Per il resto, per promuovere un libro, una piccola casa editrice, che non ha la potenza di fuoco di quelle molto più grandi, può affidarsi al passaparola, ma anche ai social media. «Una volta ho provato ad acquistare spazi su un giornale. Mi è costato una follia e non ho avuto la sicurezza che quel giorno fosse effettivamente vista. Con i social media vedo invece la differenza. La vedo dagli accessi al sito internet della mia casa editrice. Se faccio pubblicità sui social media mi accorgo che gli accessi aumentano. Se non la faccio, vedo il contrario». La potenza di internet ha anche fatto in modo (un esempio tra molti) che titoli della Gabriele Capelli Editore venissero acquistati anche in Sardegna, giacché la casa editrice di Mendrisio è distribuita anche in Italia. «È stata una piacevole sorpresa - afferma l’editore – perché significa che la promozione dà i suoi frutti».

Quel che è certo è che per avere successo in Ticino non serve vendere migliaia di copie. «Bastano 600-800 copie, poi certo dipende dal titolo e dall’autore. Se un autore è radicato sul territorio o già famoso è più semplice vendere e si possono superare le migliaia di copie. Bisogna però rendersi conto che abbiamo un bacino veramente piccolo di lettori. Nonostante ciò, ci sono molte librerie in Ticino, a Mendrisio addirittura tre, ed è un buon segno».

La mancanza delle traduzioni

Diverso è invece il discorso per quanto riguarda le traduzioni di autori svizzeri tedeschi o svizzeri francesi. Traduzioni non numerosissime, al contrario. Che forse potrebbero essere facilitate maggiormente così da conoscere di più anche la letteratura a Nord delle Alpi. «Bisogna tenere presente che tradurre richiede risorse importanti. Ecco perché i libri tradotti dal tedesco o dal francese sono pochi. Farlo con tutti è impensabile. Quindi si va a vedere quali potrebbero funzionare e si leggono le proposte di chi lavora nel mondo delle traduzioni. Poi non è detto che un libro accolto bene dai lettori di lingua tedesca o francese potrà funzionare anche in italiano o addirittura in Italia».

Sì, perché l’Italia sarebbe lo sbocco naturale per i libri ticinesi. Stessa lingua, stessa cultura.

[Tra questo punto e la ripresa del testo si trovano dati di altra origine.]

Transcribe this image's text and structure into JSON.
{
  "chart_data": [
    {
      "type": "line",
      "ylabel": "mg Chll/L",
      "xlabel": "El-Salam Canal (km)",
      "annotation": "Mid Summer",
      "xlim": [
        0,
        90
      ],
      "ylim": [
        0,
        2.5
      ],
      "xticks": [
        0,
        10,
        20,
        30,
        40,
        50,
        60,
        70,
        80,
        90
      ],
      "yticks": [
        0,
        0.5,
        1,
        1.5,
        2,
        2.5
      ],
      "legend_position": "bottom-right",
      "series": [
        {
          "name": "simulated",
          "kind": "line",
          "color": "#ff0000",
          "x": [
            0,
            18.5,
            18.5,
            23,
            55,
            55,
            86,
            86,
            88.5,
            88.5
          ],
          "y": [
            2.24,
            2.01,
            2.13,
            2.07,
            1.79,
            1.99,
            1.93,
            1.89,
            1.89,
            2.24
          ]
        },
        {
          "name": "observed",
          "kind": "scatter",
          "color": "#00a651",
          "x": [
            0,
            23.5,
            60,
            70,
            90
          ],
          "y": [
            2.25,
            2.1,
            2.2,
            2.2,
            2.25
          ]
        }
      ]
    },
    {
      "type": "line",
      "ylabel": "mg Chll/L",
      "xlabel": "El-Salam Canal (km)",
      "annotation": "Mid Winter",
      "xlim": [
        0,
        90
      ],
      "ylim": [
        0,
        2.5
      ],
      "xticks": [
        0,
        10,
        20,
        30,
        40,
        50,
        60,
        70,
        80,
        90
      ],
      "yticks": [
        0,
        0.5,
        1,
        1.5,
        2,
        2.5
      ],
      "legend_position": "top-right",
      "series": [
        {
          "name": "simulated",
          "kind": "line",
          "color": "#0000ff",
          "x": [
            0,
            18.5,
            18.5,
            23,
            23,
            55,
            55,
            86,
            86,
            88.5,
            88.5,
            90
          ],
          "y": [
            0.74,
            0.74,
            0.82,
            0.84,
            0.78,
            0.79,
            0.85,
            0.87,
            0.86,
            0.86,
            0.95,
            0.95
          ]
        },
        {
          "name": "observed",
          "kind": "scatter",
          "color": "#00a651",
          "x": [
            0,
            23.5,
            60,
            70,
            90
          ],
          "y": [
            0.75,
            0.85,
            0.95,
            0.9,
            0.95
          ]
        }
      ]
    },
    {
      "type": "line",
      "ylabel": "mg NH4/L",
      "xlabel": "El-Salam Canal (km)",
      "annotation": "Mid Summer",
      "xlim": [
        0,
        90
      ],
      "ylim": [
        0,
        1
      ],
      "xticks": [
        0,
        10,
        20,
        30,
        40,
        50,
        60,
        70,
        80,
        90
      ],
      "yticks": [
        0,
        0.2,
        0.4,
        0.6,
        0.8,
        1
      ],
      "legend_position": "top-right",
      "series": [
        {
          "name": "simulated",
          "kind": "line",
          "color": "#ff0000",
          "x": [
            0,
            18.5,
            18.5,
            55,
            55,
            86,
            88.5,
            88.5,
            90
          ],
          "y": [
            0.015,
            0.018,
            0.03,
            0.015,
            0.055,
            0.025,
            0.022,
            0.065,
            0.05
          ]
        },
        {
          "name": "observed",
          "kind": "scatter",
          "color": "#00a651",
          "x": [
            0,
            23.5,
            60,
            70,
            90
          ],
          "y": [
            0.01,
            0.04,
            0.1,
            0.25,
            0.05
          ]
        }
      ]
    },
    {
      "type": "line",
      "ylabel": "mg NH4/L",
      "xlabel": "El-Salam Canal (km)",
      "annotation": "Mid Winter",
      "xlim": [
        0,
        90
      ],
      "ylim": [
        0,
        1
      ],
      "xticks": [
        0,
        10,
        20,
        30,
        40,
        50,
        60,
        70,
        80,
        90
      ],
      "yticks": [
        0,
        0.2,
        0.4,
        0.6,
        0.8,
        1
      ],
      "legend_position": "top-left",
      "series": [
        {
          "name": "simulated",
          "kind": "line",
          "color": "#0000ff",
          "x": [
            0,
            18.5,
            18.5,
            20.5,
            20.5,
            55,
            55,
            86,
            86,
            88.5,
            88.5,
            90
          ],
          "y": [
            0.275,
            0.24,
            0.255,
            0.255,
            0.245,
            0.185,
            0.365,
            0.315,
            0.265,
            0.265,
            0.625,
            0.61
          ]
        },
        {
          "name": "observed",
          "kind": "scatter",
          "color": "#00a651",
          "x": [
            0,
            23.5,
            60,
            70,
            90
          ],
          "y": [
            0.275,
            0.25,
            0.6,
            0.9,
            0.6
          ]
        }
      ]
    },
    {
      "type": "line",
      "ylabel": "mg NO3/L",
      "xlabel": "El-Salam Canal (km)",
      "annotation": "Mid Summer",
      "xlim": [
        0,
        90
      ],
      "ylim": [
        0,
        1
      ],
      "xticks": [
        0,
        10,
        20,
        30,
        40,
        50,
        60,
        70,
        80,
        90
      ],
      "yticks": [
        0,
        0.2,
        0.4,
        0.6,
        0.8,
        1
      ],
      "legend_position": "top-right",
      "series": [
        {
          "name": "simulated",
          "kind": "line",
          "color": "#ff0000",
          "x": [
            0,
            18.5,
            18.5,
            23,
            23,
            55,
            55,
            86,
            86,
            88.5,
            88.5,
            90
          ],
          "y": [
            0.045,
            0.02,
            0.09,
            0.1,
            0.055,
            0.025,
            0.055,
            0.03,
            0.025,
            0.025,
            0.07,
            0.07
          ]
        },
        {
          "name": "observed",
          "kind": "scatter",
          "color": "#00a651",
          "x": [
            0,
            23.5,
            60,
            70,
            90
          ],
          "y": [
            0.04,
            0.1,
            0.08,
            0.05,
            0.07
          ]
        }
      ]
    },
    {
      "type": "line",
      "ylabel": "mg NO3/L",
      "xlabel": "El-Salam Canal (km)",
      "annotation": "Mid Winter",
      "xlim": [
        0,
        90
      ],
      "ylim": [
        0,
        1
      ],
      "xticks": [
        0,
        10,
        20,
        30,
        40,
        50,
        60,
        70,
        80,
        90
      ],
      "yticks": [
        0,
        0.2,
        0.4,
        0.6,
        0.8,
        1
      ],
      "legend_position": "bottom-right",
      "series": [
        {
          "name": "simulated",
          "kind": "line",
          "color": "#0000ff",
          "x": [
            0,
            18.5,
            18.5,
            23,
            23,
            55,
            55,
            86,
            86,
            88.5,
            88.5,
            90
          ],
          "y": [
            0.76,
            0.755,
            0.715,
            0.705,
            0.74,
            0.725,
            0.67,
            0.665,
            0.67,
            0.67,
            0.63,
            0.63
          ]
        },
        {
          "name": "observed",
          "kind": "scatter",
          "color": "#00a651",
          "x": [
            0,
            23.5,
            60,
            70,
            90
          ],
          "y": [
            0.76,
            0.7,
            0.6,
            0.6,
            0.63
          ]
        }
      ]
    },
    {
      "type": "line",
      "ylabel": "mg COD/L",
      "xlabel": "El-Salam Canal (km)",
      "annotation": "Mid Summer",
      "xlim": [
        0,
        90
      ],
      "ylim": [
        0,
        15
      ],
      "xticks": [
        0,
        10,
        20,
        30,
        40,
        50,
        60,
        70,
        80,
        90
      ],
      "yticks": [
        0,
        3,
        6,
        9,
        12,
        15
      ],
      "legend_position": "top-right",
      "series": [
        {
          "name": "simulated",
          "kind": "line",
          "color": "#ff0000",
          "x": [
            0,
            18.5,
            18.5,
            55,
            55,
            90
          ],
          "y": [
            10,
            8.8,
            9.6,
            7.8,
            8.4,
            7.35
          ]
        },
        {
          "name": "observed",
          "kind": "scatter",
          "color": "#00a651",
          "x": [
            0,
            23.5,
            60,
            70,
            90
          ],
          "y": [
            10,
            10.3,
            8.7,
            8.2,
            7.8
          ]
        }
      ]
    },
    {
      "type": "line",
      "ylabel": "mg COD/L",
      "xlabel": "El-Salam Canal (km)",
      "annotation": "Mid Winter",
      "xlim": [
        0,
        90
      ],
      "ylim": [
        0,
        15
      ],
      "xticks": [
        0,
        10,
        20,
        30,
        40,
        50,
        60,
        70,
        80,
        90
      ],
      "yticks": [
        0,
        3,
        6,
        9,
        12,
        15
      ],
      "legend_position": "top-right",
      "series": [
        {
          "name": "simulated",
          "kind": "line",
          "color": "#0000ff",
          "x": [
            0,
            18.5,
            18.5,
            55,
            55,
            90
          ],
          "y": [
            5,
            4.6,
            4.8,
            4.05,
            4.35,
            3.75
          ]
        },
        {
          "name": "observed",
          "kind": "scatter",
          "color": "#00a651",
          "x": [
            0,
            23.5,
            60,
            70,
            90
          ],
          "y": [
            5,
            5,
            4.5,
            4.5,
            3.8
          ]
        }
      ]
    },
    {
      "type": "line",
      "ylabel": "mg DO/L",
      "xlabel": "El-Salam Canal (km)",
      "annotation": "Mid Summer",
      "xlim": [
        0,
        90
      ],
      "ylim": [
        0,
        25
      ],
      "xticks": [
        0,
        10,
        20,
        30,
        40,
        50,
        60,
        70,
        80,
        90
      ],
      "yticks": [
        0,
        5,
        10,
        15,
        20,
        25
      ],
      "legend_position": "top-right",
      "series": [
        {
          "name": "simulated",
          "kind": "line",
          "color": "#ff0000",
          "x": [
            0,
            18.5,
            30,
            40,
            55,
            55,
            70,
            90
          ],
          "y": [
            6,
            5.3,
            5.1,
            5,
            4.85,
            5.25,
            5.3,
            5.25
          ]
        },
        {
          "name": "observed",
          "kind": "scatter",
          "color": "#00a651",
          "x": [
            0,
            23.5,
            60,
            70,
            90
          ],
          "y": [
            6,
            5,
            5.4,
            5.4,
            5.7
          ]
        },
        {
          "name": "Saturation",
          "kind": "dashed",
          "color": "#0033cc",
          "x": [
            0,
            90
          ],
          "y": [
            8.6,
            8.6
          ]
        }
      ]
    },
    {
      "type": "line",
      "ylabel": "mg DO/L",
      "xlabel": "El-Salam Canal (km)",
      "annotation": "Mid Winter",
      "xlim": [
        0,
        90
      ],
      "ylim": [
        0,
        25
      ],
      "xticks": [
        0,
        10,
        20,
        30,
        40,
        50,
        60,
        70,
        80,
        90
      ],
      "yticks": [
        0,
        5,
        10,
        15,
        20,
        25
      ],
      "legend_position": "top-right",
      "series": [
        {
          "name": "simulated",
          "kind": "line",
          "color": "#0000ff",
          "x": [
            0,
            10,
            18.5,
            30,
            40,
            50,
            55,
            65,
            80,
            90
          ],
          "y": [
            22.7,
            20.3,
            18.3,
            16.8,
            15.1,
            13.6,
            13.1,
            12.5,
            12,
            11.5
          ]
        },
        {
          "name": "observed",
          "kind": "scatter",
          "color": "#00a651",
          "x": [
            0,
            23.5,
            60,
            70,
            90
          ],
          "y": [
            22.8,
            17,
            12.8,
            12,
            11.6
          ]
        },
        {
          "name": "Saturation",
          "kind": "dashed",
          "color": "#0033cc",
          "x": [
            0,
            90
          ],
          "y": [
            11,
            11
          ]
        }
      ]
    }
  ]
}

Eppure, le difficoltà non mancano. «Per distribuire in Italia serve una rappresentanza fiscale, una società sul territorio italiano. È complicato e caro. Lo faccio, ma non è evidente. Però è chiaro che il mercato di riferimento è quello».

Difficoltà e complicazioni per chi fa questo mestiere insomma non mancano. Non solo perché si legge meno, si dice. Ma anche perché nessuno sa quale sarà il futuro della carta. Un discorso che non vale solo per i libri, del resto. Ma anche per i giornali. «Il mondo sta cambiando in fretta, però per il momento la carta tiene. Rispetto per esempio alla musica, dove il cambiamento è stato quasi immediato, con il libro bisogna comunque fermarsi, prendersi del tempo. Vedo dunque un passaggio più lento, anche se con l’arrivo dell’intelligenza artificiale e di altre tecnologie, sinceramente non ho la più pallida idea di cosa accadrà tra vent’anni». Non resta dunque che attendere. Leggendo un buon libro.